Борис ушел, я все же решила принять душ, направилась в ванную, включила воду, потом вернулась в спальню за журналом. Лягу в ароматную пену, почитаю про шмотки, полюбуюсь на снимки сумок и туфель.
Из коридора послышался грохот и вскрик. Забыв про водные процедуры, я ринулась на звук и нашла Бориса на полу в холле. Рядом валялась железная подставка для тростей и зонтиков.
– Боже! Ты упал! – испугалась я. – Сломал лодыжку?
– Нет, – простонал он, – зацепился за идиотскую зонтичницу и рухнул.
Я посмотрела на задравшуюся штанину Бориса:
– У тебя забинтована щиколотка!
– Потому и шлепнулся, – пропыхтел Боря, – растянул связки, мне наложили тугую повязку, нога плохо действует. Фу! Извини, не хотел тебя напугать.
Он, кряхтя, поднялся.
– Ты такой бледный, – участливо сказала я, – глаза ввалились, губы посинели. Может, врача вызвать?
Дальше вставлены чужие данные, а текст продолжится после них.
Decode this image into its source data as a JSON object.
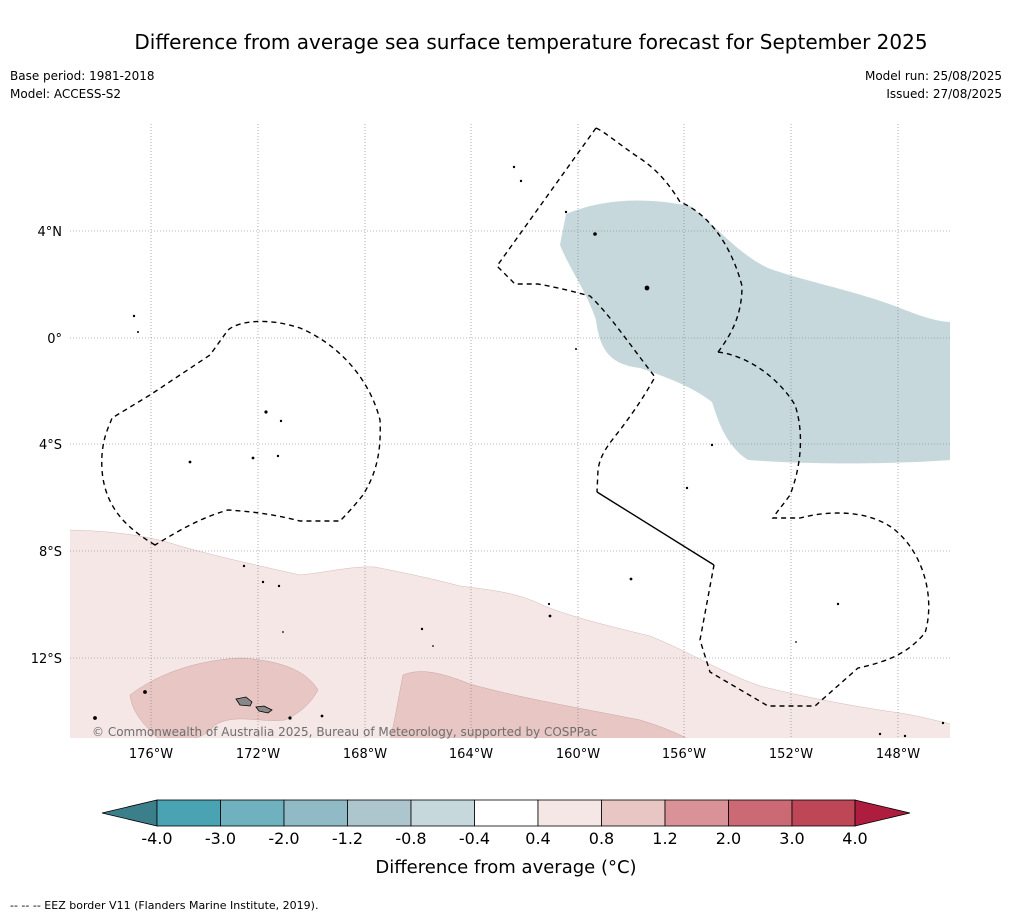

– Нет, – слишком резко воскликнул Борис, – просто мне было очень больно.
– Кто приходил? – спросила я.
– Сумасшедший господин по имени Франц, – ответил Борис, – решил выразить Оле соболезнования. Я ему сказал, что поминальная книга, в которой нормальные люди пишут подобающие слова, лежит в издательстве на рецепшен. Каюсь, наверное, я был груб, захлопнул дверь, задел подставку!
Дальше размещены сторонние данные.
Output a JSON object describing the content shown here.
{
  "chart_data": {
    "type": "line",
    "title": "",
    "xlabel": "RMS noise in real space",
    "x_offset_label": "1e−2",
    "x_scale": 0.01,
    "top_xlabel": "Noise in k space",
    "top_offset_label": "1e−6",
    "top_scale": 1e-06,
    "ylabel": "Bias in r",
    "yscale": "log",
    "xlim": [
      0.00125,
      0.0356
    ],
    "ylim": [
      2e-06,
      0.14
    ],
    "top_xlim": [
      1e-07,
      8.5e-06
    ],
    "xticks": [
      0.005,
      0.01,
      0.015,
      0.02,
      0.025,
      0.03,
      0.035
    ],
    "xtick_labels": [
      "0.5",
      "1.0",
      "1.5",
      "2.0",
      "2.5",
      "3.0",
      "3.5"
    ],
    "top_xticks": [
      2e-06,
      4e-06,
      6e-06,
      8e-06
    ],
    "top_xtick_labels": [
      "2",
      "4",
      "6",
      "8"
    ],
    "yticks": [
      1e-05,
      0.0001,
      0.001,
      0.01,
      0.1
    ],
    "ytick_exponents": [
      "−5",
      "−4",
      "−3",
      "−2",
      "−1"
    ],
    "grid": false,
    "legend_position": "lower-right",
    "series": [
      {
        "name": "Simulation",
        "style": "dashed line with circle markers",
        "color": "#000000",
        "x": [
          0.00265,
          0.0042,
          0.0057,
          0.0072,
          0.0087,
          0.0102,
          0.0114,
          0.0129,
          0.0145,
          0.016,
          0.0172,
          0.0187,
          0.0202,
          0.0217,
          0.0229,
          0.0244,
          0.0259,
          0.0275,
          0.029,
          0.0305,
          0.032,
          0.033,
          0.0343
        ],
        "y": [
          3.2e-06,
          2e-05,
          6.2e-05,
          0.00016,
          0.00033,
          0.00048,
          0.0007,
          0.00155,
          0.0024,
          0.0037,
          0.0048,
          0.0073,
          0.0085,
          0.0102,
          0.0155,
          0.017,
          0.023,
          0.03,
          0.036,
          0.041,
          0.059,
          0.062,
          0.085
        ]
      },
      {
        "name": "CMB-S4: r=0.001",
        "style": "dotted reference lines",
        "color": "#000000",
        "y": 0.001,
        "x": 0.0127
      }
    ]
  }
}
– Не повезло, – покачала я головой. – Там какая-то бумажка валяется.
– Где? – встрепенулся Боря, живо нагнулся, поднял красный обрывок и сунул в карман. – Раиса болеет, вот прислуга и распустилась, не пылесосит как следует.
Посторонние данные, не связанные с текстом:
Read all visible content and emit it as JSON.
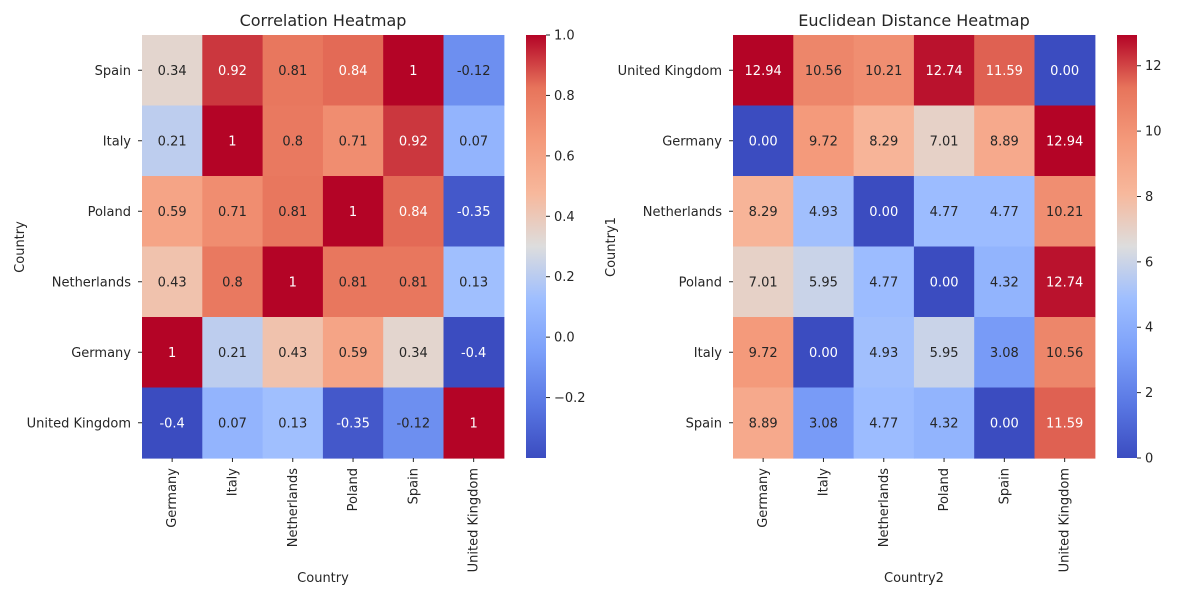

Зина выскользнула из дома около полуночи, я увидела, как она вылезла из окна и пошла по дороге в сторону леса. Брать машину, чтобы следовать за беглянкой, мне показалось неуместным. После полуночи движение в Бургштайне замирает, Зинаида сразу увидит малолитражку и насторожится. Я тоже выскочила через окно, надвинула на голову капюшон своей старой теплой куртки и, в очередной раз радуясь тому, что новый яркий пуховичок остался у бухгалтера Карины, отправилась за Зиной.
Младшая дочь Федора отлично знала, куда направляется, и не думала о слежке, шла не оборачиваясь. Зинаида миновала лесок, пробежала сквозь квартал одинаковых трехэтажных построек, свернула на узенькую улочку, дошла до ее конца и очутилась около небольшого домика с белыми ставнями. Звонарева толкнула незапертую створку и крикнула: «Лера, это я». На крылечко упал луч света, он расширился, превратился в большой прямоугольник, Зина скользнула внутрь. Я осталась в саду. Лера? Вероятно, это Лякина. Почему мне в голову пришло имя скромной архивной мыши? Лякина отлично знает Олю, их связывает совместное проживание в коммуне хиппи. Федор, Борис и жена Робби до сих пор дружат. Прикати Лякина в Бургштайн, она бы поселилась в особняке Волковой.